Sets of 2, 3, 5 or 6 congruent shapes can also be made. Notice that the two trapezia could be combined to make the parallelogram, trapzium and rectangle above. Three 5x5 squares would have the required area but cannot be made as the pieces cannot contribute enough to the edges but it is possible to make three triangles as shown here.

The pentaboloes can also be used to make simultaneous one- two- and five-fold copies of one of the pieces. One-, two-, three- and four-fold copies can also be made. The largest number of copies is seven (one- four two- and one three-fold) as shown in the last figure below.

Similar constructions can also be made which include enlargement factors which are multiples of 2.

There are 107 hexaboloes. These are shown in the diagram below where they form a square with one piece used twice. The solution at the left was made by hand in the 1960s. The only other known solution is the one at the right made by Anneke Treep in 2001 where the extra piece is placed symmetrically.

Peter Esses has made four triangles with this set using one piece twice.

Although the 107 pieces cannot make any rectangle it should be possible to make one-, five- and nine-fold copies of some of the pieces. The pieces to be made must odd numbers of sloping edges in both directions as in the diagrams below by Peter Esser. As Peter points out not only must there be an odd number of sloping edges but also 1-5-9-replicas are possible only for the balanced pieces because there is an odd number of balanced pieces which gives an odd number of black triangles under checkerboard colouring for the whole construction.

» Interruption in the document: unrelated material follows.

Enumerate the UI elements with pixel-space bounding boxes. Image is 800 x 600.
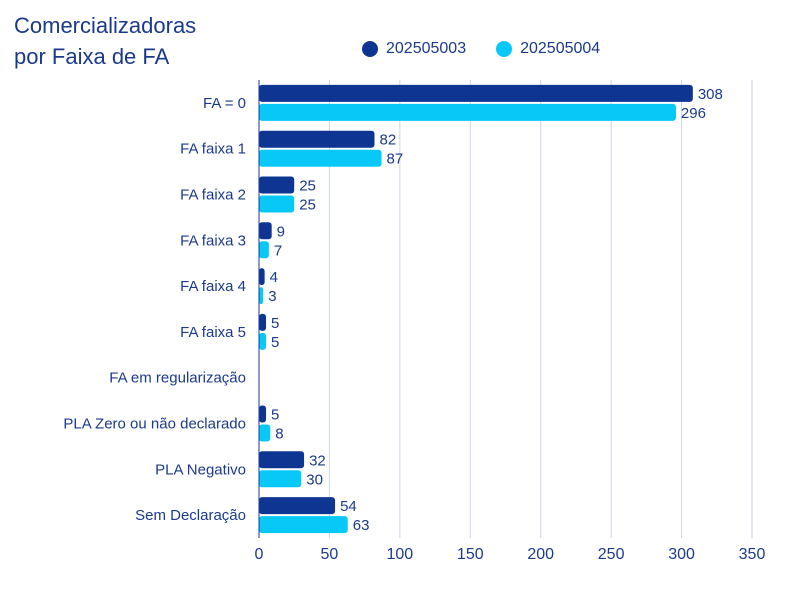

Since the total area of the pentaboloes is 75 square units, it should be possible to form quintuplications of the hexaboles using the set. Five examples are shown below. (Peter Esser's site has solutions for all 107 problems)

One-sided PolyaboloesThe constructions below are made with the 22 one-sided tetraboloes.

There are 56 one-sided pentaboloes shown in the constructions below where a variety of sets of similar shapes have been made with the pieces. For more one-sided pentabolo constructions see Peter Esser's constructions with the one-sided pentaboloes.

The next diagram shows some sets of congruent shapes made with this set.

The last figure above is an example of a solution to a similar hole problem. Peter Esser has also made a number of similar hole constructions with the one-sided pentaboloes. There are a number of other constructions on Peter's site.